Kelley may not be able to give a good tattoo to save her life, but she’s been on the receiving end of enough of them to know what she likes.

She’s covered shoulders-to-wrists in skulls, bones, cherries and all manner of hearts and flowers. Most of her back is filled in. Her lettered knuckles spell out “HAUS WIFE.” In some cases, even her tattoos have tattoos.

“I just love the look of them,” Kelley says. “Ever since I was a little kid, I’ve always been attracted to them.”

But the 35-year-old Ventura, Calif., native waited until she was 20 to get her first: a horseshoe with a swallow, the number 13, flames and roses.

She wasn’t allowed to have any during her 2½-year stint as a “Jubilee!” showgirl, so Kelley went under the needle before she started dancing at Paris’ famed Moulin Rouge. She chose the back of her neck so the ink would be easier to hide, but that didn’t exactly placate her new bosses.

“They were pissed when I got there,” she recalls.

To be fair, the tattoo isn’t what you’d call demure. It looks to be about the size of a fist. But the planning involved helps illustrate the care that goes into each of her illustrations.

After carefully considering each tattoo and working on its design with an artist, the admittedly “very, very picky” model has been known to spend days with the result drawn in place to make certain she approves.

Kelley realizes most customers don’t take that approach.

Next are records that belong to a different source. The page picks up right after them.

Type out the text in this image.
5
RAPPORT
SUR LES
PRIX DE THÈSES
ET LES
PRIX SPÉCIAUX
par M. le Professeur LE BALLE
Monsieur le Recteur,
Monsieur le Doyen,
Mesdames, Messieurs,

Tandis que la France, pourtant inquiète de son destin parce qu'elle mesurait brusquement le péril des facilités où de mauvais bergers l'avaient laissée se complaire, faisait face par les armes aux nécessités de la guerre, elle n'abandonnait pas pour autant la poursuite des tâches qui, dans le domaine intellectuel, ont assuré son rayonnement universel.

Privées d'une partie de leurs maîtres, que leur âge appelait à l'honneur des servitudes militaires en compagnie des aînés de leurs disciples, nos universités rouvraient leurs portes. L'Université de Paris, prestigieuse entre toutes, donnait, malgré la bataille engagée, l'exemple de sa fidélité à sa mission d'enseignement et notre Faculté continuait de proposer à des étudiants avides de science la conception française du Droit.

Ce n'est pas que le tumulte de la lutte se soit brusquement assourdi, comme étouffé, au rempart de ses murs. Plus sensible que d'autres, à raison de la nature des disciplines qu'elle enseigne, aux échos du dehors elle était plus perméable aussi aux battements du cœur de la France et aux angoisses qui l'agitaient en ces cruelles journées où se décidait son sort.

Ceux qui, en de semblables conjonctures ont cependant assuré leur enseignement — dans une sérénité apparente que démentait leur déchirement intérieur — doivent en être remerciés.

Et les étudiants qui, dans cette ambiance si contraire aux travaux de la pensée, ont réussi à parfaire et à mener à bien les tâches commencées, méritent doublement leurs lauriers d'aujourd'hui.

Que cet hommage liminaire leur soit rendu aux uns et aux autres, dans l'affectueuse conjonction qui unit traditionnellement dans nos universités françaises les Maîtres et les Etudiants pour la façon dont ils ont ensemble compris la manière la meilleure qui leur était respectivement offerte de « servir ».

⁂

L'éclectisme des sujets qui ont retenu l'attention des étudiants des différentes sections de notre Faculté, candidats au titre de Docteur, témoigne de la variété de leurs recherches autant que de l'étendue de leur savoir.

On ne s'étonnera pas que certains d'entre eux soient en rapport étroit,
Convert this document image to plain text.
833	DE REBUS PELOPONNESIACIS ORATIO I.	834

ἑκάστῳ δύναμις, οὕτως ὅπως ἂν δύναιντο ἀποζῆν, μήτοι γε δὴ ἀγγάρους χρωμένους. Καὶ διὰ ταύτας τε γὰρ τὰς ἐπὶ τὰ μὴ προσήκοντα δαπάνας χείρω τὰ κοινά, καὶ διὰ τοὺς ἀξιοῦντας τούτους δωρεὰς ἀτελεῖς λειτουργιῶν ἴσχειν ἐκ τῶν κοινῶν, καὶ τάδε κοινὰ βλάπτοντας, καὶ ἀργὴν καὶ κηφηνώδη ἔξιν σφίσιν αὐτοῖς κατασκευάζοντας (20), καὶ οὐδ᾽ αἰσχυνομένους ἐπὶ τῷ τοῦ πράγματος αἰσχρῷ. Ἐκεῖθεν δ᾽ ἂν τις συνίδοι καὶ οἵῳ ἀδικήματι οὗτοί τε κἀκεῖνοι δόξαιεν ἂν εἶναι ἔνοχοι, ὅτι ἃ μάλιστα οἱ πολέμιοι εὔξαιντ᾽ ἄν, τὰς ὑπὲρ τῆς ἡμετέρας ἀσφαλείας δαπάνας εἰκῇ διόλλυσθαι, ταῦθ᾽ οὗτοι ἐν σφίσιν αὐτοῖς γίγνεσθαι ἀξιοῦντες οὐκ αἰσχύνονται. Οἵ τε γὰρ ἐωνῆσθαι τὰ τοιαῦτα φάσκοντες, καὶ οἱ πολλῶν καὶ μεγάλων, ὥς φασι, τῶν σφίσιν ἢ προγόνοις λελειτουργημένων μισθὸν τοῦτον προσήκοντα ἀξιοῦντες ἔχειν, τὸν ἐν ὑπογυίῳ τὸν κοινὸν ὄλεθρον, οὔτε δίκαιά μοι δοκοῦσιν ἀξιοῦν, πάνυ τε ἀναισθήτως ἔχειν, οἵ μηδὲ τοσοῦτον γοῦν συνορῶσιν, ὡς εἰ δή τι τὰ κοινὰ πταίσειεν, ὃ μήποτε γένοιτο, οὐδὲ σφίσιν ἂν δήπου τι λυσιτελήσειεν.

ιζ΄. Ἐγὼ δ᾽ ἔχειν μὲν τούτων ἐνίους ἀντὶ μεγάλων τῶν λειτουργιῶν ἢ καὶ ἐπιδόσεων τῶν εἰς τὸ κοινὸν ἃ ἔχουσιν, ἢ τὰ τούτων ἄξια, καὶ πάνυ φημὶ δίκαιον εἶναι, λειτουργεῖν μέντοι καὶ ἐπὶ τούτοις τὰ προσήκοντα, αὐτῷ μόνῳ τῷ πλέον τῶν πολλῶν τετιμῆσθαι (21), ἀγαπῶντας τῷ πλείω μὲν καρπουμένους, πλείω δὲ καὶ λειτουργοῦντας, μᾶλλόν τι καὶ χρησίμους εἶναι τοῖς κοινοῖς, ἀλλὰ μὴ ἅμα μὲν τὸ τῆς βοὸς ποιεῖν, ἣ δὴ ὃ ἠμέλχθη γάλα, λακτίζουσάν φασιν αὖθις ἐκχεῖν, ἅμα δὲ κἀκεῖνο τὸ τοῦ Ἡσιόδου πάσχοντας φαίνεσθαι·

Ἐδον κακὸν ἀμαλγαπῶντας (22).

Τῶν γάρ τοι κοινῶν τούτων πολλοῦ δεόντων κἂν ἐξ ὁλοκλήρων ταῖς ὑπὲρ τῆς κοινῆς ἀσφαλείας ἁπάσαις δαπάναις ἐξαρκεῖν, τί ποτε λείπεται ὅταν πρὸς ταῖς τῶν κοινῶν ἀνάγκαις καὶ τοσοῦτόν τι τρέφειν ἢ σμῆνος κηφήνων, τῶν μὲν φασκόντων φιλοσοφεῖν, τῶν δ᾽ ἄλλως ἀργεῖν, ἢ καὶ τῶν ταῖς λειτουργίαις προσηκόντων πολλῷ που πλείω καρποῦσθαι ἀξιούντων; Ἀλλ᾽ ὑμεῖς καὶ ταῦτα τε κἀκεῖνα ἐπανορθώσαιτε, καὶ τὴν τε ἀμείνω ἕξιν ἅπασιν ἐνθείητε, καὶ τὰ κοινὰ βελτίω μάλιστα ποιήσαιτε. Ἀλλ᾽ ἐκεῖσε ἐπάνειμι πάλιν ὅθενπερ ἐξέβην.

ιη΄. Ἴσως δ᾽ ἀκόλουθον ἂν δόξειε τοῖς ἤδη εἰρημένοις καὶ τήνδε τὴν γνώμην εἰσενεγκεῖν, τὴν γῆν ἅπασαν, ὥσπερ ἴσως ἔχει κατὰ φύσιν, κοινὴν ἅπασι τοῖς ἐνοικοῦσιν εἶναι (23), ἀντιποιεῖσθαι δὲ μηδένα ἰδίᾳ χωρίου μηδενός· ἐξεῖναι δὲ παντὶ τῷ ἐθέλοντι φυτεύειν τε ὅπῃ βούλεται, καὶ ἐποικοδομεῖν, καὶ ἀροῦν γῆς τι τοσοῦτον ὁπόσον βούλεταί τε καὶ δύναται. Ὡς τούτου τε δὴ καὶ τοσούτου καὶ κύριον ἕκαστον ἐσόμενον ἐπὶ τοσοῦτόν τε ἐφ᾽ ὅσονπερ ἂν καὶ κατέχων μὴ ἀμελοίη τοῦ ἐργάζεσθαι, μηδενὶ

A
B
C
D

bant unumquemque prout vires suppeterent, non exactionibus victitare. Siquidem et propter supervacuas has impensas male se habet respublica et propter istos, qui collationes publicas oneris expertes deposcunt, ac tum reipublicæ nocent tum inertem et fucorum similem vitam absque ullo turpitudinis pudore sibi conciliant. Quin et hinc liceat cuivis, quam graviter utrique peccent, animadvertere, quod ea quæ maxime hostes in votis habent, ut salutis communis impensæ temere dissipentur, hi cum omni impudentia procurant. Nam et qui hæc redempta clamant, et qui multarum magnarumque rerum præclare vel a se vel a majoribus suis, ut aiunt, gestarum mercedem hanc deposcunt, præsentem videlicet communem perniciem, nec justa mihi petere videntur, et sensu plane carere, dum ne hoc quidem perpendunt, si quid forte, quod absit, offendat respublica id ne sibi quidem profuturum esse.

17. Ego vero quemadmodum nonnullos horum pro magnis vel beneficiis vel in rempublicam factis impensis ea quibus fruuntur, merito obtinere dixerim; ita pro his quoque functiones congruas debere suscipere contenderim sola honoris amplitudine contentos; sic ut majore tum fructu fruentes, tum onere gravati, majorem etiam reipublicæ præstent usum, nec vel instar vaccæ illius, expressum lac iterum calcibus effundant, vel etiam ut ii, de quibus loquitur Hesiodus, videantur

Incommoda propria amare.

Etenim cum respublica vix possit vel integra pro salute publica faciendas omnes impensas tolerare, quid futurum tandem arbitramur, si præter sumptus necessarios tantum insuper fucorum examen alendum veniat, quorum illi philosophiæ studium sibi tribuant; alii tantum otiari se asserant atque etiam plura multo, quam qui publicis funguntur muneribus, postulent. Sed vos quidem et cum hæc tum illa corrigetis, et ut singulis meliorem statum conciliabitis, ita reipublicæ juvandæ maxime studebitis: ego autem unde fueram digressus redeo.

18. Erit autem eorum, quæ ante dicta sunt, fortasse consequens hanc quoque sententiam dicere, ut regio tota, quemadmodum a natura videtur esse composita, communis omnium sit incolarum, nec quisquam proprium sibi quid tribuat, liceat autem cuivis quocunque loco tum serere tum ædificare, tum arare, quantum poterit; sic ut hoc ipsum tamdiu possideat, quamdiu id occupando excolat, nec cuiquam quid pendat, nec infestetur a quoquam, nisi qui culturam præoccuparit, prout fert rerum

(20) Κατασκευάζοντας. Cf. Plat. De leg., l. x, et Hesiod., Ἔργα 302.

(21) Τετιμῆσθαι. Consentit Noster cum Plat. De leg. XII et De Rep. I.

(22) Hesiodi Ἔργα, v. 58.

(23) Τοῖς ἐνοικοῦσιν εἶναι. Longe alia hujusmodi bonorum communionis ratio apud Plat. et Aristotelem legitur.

In fact, she’s banking on it.

“I think with a lot of the TV shows that are going on right now, it’s making tattoos look like, ‘Oh, this is a cool thing to do,’ ” she says. “And I don’t think people are really thinking about what they’re getting or what they’re doing. They’re just doing it to be cool.

“I think a lot of people are gonna be regretting their tattoos down the road.”

To that end, she runs Bombshell Tattoo Removal inside the Hart & Huntington Tattoo Co. at the Hard Rock Hotel.

Kelley, who’s been back in Las Vegas for eight years, knew she couldn’t work as a model forever. Wanting a Plan B career in the tattoo world, she went to school to learn how to remove them.

Tribal tattoos and names are her biggest moneymakers.

As of now, she’s only there one day a week, by appointment only. But while she’ll someday make a living removing other people’s regrets, Kelley swears that’s a route she’d never follow.

“Some of them I don’t think are the greatest in the world,” she says of her own tattoos. “But I would never get rid of them, because it was like a time and place in my life, you know, and it’s memories.”

When Kelley was first getting inked, tattoos still had the power to shock. Now, seemingly every soccer mom and sorority girl has at least one.

“I know! I hate it,” she says, laughing.

But while their ubiquity should make her feel more accepted than ever, Kelley says she still gets “crazy looks” whenever she travels internationally or visits smaller cities.

Her parents hate her ink. “They think I ruined myself,” she reveals.

And while her career seems as much a result of her tattoos than despite them, Kelley says they remain an obstacle in her transition into high-fashion and couture modeling, as well as more television work.

Having made a name for herself in the alternative world, she’s starting to feel pigeonholed.

“That’s the hardest part,” Kelley admits. “I can do so much, but everyone automatically looks at me a certain way because of the tattoos.

“Until they know me and until they really look at what I do. Then they’re, like, ‘Oh, wow.’ And then they see it as something special.”